6.6 E15 (Figur 3) kombiniert mit E7

Bei dem Ausführungsbeispiel nach Figur 3 der E15 dient das Entlüftungsrohr 15 dazu, aus dem Ölbehälter in die Gastasche 13 eingedrungenes Öl auszuwerfen, um die Gastasche frei von Öl zu halten. Würde der Fachmann die Lehre der E7 auf E15 übertragen und das Entlüftungsrohr durch die Membran hindurch verlängern, stünde die Gastasche nicht mehr im Kontakt mit der Umgebungsluft. Das weiterhin eindringende Öl könnte daher nicht mehr aus der Gastasche ausgeworfen werden, so dass sie vollliefe und ihre Funktion verlöre. Der von E15 beabsichtigte Effekt der Geräuschverringerung wird jedoch nur dann erzielt, wenn eine Gastasche vorhanden ist (Spalte 1, Zeilen 54 und 55; Spalte 2, Zeilen 6-11; Spalte 3, Zeilen 24-28).
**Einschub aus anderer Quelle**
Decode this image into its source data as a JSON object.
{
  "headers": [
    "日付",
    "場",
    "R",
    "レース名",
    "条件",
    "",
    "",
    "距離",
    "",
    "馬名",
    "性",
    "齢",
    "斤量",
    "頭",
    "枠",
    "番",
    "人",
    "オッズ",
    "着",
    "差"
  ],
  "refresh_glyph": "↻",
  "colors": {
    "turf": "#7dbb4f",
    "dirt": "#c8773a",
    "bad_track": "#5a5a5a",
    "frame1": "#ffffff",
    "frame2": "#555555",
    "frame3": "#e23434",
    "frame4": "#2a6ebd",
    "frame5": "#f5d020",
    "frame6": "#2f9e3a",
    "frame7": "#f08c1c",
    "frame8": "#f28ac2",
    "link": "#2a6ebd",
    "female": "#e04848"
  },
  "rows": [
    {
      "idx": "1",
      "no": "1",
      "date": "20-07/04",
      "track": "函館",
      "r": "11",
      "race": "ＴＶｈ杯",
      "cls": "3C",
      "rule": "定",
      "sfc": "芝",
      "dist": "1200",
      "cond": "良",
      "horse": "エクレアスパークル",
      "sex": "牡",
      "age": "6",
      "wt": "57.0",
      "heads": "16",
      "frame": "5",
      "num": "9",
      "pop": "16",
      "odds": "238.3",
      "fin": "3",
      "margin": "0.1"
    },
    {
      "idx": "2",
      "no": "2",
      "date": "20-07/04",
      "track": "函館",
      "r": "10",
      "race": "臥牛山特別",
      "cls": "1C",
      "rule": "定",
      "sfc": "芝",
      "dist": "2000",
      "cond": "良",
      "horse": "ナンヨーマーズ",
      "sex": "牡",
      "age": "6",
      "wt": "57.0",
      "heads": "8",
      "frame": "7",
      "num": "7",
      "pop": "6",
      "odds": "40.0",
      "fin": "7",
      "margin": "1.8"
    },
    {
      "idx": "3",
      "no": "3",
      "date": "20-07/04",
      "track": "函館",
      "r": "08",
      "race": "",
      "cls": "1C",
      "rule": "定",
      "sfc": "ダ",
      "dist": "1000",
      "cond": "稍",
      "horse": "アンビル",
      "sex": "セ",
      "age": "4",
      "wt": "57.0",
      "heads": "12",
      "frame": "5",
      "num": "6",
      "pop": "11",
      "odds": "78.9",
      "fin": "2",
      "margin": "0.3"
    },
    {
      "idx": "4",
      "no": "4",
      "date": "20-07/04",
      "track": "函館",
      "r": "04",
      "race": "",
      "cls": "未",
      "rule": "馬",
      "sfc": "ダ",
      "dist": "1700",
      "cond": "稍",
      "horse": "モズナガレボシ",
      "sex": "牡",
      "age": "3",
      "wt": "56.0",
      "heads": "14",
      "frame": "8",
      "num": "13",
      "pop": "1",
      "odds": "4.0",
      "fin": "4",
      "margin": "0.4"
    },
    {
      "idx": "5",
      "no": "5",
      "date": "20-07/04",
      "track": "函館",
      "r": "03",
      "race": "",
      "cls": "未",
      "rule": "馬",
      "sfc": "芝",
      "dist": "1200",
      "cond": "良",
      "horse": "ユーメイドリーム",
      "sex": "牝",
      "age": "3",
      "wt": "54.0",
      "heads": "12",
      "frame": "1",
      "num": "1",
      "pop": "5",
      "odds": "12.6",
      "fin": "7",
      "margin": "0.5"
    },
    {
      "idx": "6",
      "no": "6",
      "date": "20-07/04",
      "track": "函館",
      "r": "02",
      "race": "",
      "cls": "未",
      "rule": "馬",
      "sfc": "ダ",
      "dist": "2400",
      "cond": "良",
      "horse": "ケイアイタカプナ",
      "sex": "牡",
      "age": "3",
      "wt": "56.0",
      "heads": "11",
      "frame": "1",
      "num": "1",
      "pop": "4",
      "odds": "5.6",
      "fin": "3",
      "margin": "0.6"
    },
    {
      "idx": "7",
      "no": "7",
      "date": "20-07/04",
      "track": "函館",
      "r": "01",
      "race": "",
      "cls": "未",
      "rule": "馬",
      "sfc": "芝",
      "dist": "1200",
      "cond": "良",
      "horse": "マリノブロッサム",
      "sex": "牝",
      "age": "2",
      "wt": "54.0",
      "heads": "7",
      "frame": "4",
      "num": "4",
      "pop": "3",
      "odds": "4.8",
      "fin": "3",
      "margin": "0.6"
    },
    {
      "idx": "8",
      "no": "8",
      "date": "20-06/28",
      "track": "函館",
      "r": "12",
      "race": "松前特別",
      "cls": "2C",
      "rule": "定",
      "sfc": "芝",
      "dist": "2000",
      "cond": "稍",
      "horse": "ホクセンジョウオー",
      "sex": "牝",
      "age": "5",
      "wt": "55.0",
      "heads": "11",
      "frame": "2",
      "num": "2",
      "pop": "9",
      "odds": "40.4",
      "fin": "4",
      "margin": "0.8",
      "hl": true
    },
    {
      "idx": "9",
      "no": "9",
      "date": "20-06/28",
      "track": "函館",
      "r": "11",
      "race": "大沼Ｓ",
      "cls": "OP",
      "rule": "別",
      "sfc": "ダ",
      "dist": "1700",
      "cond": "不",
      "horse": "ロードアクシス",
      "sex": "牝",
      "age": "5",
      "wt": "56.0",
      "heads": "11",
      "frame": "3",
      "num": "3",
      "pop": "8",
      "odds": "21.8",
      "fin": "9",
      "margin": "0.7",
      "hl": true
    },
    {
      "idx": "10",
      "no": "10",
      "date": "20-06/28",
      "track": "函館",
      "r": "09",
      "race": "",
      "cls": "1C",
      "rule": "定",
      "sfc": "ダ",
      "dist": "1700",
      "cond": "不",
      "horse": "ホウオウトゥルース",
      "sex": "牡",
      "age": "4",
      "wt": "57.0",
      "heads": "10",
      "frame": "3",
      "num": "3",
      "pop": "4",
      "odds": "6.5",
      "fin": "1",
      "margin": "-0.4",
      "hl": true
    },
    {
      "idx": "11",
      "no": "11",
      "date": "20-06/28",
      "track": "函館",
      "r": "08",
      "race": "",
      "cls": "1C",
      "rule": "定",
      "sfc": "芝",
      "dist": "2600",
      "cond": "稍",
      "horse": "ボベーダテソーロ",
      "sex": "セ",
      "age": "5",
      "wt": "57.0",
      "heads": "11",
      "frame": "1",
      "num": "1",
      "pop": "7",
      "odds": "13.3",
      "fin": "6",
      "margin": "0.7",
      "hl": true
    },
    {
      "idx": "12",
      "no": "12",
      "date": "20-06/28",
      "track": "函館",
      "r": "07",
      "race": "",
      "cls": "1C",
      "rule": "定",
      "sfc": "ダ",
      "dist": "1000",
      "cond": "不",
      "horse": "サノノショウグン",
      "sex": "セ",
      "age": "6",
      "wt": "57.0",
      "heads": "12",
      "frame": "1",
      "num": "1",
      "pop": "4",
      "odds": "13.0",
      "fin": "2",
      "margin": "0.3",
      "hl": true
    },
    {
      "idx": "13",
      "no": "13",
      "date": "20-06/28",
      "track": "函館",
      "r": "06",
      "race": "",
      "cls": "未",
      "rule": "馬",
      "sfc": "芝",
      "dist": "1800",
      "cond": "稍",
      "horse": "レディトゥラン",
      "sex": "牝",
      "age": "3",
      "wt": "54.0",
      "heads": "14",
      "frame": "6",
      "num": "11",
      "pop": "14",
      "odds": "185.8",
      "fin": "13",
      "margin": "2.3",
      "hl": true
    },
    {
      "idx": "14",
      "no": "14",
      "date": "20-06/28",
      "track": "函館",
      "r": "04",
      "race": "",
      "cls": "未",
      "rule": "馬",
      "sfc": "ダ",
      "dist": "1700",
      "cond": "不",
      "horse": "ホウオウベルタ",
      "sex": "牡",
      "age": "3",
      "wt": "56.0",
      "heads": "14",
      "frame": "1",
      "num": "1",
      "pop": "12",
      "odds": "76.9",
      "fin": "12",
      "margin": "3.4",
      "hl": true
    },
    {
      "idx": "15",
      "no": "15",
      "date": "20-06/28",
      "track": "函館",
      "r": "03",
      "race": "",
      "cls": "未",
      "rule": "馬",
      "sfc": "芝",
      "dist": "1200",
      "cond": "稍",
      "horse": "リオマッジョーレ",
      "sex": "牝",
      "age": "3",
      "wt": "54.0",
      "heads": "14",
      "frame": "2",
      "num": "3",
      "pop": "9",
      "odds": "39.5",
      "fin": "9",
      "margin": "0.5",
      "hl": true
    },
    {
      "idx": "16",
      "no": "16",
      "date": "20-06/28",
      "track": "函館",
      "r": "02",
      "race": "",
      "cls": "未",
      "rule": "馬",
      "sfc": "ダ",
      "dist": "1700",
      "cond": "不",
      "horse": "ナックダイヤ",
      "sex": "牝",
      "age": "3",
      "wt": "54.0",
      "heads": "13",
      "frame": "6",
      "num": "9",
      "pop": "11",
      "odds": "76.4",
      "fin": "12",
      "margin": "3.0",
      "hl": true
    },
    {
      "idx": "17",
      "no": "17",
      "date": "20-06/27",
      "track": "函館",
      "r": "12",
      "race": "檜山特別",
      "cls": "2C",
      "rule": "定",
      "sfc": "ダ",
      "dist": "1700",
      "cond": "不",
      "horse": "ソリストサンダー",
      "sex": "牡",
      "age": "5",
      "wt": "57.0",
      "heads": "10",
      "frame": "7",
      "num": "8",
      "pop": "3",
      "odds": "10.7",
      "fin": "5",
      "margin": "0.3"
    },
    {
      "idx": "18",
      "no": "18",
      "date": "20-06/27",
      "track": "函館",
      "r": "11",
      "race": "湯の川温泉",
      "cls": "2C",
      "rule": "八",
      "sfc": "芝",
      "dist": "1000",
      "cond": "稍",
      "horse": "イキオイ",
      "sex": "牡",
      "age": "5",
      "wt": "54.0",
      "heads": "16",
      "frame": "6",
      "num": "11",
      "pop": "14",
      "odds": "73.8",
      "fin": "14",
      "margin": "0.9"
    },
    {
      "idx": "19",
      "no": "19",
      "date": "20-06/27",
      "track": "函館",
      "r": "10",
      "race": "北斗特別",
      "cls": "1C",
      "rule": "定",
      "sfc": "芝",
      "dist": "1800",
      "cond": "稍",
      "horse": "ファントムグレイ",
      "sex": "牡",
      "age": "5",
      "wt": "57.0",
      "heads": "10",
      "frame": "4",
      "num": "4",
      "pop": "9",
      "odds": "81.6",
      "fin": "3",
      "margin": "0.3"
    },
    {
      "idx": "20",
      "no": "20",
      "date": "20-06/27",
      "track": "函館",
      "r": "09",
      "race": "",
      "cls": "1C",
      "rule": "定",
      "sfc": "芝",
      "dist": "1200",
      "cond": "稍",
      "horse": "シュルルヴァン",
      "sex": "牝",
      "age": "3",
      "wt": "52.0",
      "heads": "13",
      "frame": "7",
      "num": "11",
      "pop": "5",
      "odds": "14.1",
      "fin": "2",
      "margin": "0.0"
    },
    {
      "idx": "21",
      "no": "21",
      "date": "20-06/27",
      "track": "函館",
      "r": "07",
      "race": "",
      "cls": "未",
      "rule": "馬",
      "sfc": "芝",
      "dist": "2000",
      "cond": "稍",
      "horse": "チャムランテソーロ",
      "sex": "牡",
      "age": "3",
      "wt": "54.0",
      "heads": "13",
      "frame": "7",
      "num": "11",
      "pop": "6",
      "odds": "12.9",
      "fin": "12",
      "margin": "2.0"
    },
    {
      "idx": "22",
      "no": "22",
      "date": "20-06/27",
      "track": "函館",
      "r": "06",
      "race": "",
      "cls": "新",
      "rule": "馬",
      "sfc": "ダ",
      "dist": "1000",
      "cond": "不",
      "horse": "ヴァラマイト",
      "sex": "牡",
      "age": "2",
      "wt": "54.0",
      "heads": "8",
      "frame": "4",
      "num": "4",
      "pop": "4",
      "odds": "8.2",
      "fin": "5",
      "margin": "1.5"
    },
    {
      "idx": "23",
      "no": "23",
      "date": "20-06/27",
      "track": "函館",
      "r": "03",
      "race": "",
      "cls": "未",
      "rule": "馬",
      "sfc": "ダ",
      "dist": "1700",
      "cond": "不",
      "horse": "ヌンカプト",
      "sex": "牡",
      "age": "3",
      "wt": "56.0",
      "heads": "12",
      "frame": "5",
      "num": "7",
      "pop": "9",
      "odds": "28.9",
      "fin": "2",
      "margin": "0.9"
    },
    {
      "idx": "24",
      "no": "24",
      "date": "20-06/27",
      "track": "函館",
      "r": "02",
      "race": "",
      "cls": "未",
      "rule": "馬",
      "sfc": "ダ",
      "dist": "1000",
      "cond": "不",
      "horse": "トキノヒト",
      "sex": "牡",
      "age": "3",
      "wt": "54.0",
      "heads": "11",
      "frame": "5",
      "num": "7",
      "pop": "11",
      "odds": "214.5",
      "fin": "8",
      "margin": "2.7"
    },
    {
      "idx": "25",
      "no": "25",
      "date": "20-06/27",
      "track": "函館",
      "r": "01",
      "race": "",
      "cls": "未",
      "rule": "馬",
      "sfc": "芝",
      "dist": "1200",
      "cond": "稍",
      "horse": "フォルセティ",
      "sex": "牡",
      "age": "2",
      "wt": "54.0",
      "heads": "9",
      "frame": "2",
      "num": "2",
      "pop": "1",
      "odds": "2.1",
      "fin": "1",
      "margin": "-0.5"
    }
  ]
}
Ein Fachmann wird daher die E7 nicht zur Weiterbildung des in Figur 3 der E15 gezeigten Ausführungsbeispiels heranziehen.

7. Die Kammer schließt aus den obengenannten Gründen, dass der Gegenstand des erteilten Anspruchs 1 gegenüber dem in der Entscheidung und weiterhin im Beschwerde-verfahren zitierten Stand der Technik neu ist und auf einer erfinderischen Tätigkeit beruht, Art 100(a), 54 und 56 EPÜ, und dass die beanspruchte Erfindung ausreichend offenbart ist, Art 100(b) und 83 EPÜ.

Im Gegensatz zum Befund der angegriffenen Entscheidung stellt die Kammer somit fest, dass keiner dieser Gründe der Aufrechterhaltung des erteilten Patents entgegensteht, Art 101(2) EPÜ.

Entscheidungsformel

Aus diesen Gründen wird entschieden:

1. Die angefochtene Entscheidung wird aufgehoben.

2. Das Patent wird in unveränderter Fassung aufrechterhalten.